The flow goes from the water tank into the head. From the head to the holding tank and then you have two options for the holding tank. Pump out at the marina or discharge through the macerator. Here in Michigan you are required to have the overboard discharge permanently disabled.
 
Jan 4, 2006
7,134
Hunter 310 West Vancouver, B.C.
The flow goes from the water tank into the head.
Probably not.

The need for backflow preventer would be first and foremest if they did have such a connection. They're on a lake with an infinite supply of fresh water.
 
Jan 22, 2008
8,050
Beneteau 323 Annapolis MD
There is a difference between "water" tank and "holding" tank. /// On the macerator, I'd label "macerator INPUT" and "macerator OUTPUT". Perhaps even arrows on the white pipe to show contents flow directions for the newbies. Some ocean-going sailors say THE MACERATOR IS THE MOST COMMON problem on their boats. When done pumping out, run alot of rise water through the mac system so the crap does not sit in there, harden, and clog the blades. You're on an ocean full of water, so use it!
 
Dec 2, 1997
8,908
- - LIttle Rock
Probably not. The need for backflow preventer would be first and foremest if they did have such a connection. They're on a lake with an infinite supply of fresh water.

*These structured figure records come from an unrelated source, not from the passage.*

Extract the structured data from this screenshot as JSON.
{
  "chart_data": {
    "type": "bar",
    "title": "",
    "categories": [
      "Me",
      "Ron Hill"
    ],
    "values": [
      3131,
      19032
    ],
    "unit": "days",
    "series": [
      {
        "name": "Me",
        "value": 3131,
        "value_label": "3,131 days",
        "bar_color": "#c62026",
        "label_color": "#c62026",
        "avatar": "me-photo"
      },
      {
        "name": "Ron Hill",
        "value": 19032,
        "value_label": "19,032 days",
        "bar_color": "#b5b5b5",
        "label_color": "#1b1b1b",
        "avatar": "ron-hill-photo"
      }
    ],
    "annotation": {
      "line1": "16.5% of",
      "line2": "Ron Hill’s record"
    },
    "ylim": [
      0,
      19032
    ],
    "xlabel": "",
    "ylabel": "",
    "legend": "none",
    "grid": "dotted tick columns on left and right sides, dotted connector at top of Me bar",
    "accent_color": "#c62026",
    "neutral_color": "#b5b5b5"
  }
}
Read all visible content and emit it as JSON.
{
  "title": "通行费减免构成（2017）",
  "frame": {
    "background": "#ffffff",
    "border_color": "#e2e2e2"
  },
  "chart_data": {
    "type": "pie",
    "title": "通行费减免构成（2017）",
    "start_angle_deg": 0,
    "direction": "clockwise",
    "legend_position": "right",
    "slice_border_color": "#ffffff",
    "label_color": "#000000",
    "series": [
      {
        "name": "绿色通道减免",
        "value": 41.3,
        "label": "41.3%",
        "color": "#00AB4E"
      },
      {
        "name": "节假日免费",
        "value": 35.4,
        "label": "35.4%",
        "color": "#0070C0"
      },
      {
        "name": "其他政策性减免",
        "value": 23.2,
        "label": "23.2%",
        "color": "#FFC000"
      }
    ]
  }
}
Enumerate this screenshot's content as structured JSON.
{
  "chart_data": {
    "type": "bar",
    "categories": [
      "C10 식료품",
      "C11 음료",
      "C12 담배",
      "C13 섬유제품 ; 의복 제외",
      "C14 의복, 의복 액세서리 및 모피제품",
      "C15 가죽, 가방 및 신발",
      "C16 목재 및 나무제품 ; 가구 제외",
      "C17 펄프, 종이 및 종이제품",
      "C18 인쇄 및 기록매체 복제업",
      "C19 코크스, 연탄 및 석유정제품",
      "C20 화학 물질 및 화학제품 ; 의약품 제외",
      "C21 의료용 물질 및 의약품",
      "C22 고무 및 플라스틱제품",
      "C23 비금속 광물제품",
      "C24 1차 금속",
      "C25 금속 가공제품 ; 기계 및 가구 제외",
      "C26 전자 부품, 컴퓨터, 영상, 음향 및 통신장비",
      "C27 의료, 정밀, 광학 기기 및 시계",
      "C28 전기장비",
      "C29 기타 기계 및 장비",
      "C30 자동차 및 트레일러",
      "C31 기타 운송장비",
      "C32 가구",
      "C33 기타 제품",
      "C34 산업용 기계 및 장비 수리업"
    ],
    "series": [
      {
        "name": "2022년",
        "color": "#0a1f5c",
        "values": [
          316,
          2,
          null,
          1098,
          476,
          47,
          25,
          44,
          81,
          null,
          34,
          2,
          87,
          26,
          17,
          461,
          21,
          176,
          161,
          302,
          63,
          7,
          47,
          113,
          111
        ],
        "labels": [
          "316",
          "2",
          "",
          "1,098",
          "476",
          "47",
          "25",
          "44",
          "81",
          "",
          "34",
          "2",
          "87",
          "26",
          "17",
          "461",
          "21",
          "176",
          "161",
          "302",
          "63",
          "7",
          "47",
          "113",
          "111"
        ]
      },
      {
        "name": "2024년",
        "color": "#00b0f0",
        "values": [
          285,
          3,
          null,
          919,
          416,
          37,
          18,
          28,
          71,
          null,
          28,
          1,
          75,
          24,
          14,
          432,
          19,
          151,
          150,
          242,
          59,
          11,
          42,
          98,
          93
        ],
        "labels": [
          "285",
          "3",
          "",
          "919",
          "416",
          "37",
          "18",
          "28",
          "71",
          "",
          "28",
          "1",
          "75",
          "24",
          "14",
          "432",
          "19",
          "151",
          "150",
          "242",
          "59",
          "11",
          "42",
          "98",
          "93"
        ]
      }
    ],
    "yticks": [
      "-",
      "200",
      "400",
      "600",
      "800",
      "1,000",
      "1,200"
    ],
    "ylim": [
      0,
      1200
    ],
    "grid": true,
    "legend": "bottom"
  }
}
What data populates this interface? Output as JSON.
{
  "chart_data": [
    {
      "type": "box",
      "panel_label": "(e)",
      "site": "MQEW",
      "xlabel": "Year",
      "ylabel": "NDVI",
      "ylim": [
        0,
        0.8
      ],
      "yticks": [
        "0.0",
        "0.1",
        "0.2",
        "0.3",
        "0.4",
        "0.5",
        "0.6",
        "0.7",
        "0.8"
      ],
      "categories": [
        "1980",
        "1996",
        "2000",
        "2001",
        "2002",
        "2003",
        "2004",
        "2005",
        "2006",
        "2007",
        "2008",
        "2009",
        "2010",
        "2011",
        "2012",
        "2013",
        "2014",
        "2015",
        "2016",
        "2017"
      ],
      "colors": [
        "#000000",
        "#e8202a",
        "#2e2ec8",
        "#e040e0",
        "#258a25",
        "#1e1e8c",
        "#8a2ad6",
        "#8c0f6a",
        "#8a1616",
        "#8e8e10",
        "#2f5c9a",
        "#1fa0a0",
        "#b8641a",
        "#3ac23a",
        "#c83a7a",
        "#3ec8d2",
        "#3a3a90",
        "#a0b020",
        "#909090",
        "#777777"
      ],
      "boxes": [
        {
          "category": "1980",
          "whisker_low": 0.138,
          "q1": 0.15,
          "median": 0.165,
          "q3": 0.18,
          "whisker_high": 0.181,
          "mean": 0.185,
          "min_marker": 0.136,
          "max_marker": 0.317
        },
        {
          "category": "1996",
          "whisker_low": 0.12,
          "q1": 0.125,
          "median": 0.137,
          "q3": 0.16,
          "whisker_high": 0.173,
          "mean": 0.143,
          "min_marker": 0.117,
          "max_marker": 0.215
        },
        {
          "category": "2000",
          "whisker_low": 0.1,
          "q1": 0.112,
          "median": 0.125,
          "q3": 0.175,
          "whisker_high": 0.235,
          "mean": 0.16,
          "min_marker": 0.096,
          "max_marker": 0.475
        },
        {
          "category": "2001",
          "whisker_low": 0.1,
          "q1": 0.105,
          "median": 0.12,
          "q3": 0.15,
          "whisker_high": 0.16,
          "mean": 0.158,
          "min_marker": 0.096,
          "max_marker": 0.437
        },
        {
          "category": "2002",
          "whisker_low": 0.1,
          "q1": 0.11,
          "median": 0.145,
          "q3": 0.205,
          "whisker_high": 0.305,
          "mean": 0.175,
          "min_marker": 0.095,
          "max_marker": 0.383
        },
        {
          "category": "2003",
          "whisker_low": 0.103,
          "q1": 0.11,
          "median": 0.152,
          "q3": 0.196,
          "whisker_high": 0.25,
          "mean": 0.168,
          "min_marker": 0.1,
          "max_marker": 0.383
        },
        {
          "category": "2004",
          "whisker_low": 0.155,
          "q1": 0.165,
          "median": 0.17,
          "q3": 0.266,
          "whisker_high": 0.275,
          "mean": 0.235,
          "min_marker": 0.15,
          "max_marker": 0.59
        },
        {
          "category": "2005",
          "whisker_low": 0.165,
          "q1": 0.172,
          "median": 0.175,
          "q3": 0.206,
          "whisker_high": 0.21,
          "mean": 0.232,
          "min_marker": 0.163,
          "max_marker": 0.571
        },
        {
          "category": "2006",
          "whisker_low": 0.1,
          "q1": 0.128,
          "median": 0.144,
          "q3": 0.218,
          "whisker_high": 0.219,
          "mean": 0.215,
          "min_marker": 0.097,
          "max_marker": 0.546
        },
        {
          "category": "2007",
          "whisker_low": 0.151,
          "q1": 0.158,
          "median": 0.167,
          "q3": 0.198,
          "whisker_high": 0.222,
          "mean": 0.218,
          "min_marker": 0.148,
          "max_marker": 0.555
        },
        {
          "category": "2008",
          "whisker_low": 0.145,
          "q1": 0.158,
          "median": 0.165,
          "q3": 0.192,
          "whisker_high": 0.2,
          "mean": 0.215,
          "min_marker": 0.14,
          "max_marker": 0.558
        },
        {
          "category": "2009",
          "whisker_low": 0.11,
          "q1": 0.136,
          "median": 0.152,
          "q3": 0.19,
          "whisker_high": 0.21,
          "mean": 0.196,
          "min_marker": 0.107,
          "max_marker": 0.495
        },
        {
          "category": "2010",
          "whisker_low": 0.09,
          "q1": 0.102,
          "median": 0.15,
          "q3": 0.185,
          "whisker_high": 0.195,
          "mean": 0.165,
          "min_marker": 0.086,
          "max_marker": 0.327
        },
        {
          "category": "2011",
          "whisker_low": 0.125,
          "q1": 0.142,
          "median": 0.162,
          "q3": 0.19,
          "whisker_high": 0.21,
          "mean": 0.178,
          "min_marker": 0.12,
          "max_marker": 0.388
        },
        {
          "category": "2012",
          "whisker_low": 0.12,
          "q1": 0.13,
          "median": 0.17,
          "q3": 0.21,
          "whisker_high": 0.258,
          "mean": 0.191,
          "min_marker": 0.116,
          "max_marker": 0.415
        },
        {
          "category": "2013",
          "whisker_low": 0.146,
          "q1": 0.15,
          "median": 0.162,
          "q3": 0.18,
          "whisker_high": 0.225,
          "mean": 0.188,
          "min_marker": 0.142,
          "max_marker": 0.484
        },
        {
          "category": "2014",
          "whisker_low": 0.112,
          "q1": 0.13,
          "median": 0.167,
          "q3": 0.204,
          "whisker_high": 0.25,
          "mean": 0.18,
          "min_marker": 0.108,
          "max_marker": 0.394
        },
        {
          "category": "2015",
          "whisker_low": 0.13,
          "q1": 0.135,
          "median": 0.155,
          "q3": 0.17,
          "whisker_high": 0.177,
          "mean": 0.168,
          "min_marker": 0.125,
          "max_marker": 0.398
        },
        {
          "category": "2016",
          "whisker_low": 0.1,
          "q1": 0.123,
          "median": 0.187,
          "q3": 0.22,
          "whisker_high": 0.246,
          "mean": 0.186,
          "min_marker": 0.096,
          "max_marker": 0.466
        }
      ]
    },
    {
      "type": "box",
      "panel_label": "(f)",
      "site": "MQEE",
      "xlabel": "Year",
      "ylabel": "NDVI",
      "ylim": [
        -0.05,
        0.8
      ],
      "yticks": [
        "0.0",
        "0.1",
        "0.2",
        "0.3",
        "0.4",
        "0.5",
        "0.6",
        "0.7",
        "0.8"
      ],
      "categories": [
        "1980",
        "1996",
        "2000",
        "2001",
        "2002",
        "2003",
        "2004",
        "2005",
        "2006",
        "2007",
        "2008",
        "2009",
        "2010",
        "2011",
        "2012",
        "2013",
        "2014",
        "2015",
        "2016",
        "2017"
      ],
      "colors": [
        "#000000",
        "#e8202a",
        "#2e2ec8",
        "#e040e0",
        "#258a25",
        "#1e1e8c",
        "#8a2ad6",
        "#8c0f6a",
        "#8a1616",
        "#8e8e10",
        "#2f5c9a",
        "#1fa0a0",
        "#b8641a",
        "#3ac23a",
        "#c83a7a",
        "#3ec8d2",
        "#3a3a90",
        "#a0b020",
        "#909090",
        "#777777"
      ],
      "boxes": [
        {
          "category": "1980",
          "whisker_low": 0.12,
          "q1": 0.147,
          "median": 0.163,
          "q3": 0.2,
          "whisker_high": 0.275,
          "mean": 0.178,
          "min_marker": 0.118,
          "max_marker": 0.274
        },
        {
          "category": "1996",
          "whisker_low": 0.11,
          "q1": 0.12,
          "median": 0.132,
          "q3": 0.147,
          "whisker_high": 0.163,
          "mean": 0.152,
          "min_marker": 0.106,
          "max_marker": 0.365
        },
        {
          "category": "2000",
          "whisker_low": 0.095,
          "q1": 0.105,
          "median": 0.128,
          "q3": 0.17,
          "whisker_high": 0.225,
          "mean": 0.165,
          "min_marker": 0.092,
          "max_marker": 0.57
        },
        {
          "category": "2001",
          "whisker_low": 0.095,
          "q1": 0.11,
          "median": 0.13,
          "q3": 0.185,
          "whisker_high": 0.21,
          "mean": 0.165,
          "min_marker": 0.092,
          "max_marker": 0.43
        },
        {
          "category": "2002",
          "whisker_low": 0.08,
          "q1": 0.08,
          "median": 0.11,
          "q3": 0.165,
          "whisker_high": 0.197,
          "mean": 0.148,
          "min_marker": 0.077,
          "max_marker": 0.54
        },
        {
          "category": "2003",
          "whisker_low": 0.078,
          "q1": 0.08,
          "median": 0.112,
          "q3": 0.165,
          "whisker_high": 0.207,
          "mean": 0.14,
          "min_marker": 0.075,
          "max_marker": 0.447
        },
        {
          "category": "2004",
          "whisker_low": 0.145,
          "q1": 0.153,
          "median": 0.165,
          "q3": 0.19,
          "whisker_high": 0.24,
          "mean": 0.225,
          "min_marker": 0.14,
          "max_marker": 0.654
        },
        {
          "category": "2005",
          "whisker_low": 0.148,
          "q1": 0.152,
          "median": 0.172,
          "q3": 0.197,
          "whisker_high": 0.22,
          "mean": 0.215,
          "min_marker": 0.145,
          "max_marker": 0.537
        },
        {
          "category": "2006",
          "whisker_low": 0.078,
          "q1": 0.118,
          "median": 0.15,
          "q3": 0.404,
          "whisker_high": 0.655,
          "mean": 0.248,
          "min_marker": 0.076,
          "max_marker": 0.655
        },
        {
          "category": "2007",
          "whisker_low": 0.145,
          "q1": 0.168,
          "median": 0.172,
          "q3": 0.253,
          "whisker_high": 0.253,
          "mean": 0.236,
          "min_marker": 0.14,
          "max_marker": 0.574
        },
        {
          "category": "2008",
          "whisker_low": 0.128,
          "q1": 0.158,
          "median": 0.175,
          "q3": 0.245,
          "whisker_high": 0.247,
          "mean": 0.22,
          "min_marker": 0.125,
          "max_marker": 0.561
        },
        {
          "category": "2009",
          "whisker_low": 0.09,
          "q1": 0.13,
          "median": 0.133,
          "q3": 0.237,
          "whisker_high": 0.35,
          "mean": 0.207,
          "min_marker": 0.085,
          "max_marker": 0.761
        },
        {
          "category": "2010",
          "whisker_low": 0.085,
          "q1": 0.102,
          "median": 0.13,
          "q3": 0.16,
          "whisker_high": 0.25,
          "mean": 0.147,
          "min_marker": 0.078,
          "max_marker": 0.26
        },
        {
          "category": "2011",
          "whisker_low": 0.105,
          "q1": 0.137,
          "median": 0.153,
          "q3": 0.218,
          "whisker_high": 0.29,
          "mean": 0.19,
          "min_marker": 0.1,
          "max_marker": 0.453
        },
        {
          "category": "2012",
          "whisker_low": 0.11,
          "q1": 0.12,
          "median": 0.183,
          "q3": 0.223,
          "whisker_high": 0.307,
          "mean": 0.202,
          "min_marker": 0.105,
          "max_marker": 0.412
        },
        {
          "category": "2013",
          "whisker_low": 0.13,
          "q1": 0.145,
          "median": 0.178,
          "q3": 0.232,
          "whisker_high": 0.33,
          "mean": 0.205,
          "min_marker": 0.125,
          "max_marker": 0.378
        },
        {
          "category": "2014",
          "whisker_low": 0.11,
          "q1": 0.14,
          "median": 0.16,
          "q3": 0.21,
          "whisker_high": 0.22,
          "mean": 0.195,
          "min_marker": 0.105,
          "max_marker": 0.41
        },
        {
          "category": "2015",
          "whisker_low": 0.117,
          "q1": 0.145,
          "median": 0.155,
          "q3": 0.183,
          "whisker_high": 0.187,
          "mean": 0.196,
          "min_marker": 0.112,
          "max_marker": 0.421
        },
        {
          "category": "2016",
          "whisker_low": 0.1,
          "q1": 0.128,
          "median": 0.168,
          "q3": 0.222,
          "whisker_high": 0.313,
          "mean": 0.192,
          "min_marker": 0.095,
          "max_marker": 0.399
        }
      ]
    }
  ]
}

Many people on fresh water lakes and rivers have toilets designed to use pressurized water from the fresh water tank. But if it's a sea water (designed to pull in water from the lake) toilet, it connecting it to the fresh water supply is a major no-no even with a backflow preventer installed and every toilet mfr specifically warns against it in their installation instructions.